I think it has already been mentioned by interjection that Senator Evans was a member of the Senate committee which spent two years examining the original Bill I introduced and which, as I said, made many recommendations to improve the legislation, many of which were accepted by the Government of the day. That committee's report contained a couple of major recommendations on charging which I would like to read. One recommendation says:

Charges for the search and retrieval of information should be fixed on a single set hourly rate basis, with provision for the agency to waive or reduce any such charge if it deems it appropriate in the circumstances.

We can compare that with what the Government is now doing. There are a number of recommendations on this matter, but the only other one I wish to quote, which is highly relevant to the present situation, is the following:

(a) Normally charges levied under the Bill should not be required to be paid until an affirmative access decision has been made;

(b) Agencies should be entitled to require, where the anticipated fee chargeable exceeds $25, an advance deposit of 25% of the anticipated fee . . .

Senator Puplick —That was a recommendation that Senator Evans made.

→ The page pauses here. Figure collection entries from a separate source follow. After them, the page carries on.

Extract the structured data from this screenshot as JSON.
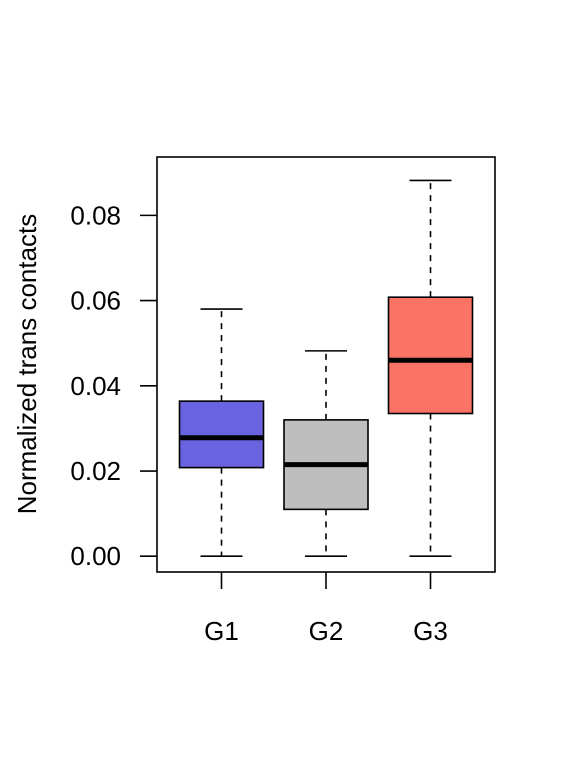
{
  "chart_data": {
    "type": "boxplot",
    "title": "",
    "xlabel": "",
    "ylabel": "Normalized trans contacts",
    "ylim": [
      -0.0037,
      0.0937
    ],
    "yticks": [
      "0.00",
      "0.02",
      "0.04",
      "0.06",
      "0.08"
    ],
    "categories": [
      "G1",
      "G2",
      "G3"
    ],
    "boxes": [
      {
        "name": "G1",
        "min": 0.0,
        "q1": 0.0208,
        "median": 0.0278,
        "q3": 0.0364,
        "max": 0.058,
        "color": "#6A63E0"
      },
      {
        "name": "G2",
        "min": 0.0,
        "q1": 0.011,
        "median": 0.0215,
        "q3": 0.032,
        "max": 0.0482,
        "color": "#BEBEBE"
      },
      {
        "name": "G3",
        "min": 0.0,
        "q1": 0.0335,
        "median": 0.046,
        "q3": 0.0608,
        "max": 0.0882,
        "color": "#FA7364"
      }
    ],
    "grid": false,
    "legend": "none"
  }
}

Senator DURACK —Senator Puplick has already established by interjection, and again reminds me, that these were the recommendations of Senator Evans-on his own admission-when he was shadow Attorney-General, I think. He was certainly the then Opposition spokesman on these matters. What a record of hypocrisy we have here. Not only Senator Evanse but also Mr Bowen and maybe Senator Button-I do not know whether he had anything to say about this--

Senator Button —Don't throw me in too.

Senator DURACK —I think he did have something to say about freedom of information. Actually, I have not taken the trouble to find out because I did not think Senator Button was interested enough to be in here. Senator Button certainly was a strong supporter of these matters when in opposition. No doubt he is now an enthusiastic supporter of the present change of heart of his leading colleagues. The Opposition is very pleased indeed to support this most worthwhile and important motion by Senator Missen to disallow the regulations. We congratulate him for taking that initiative.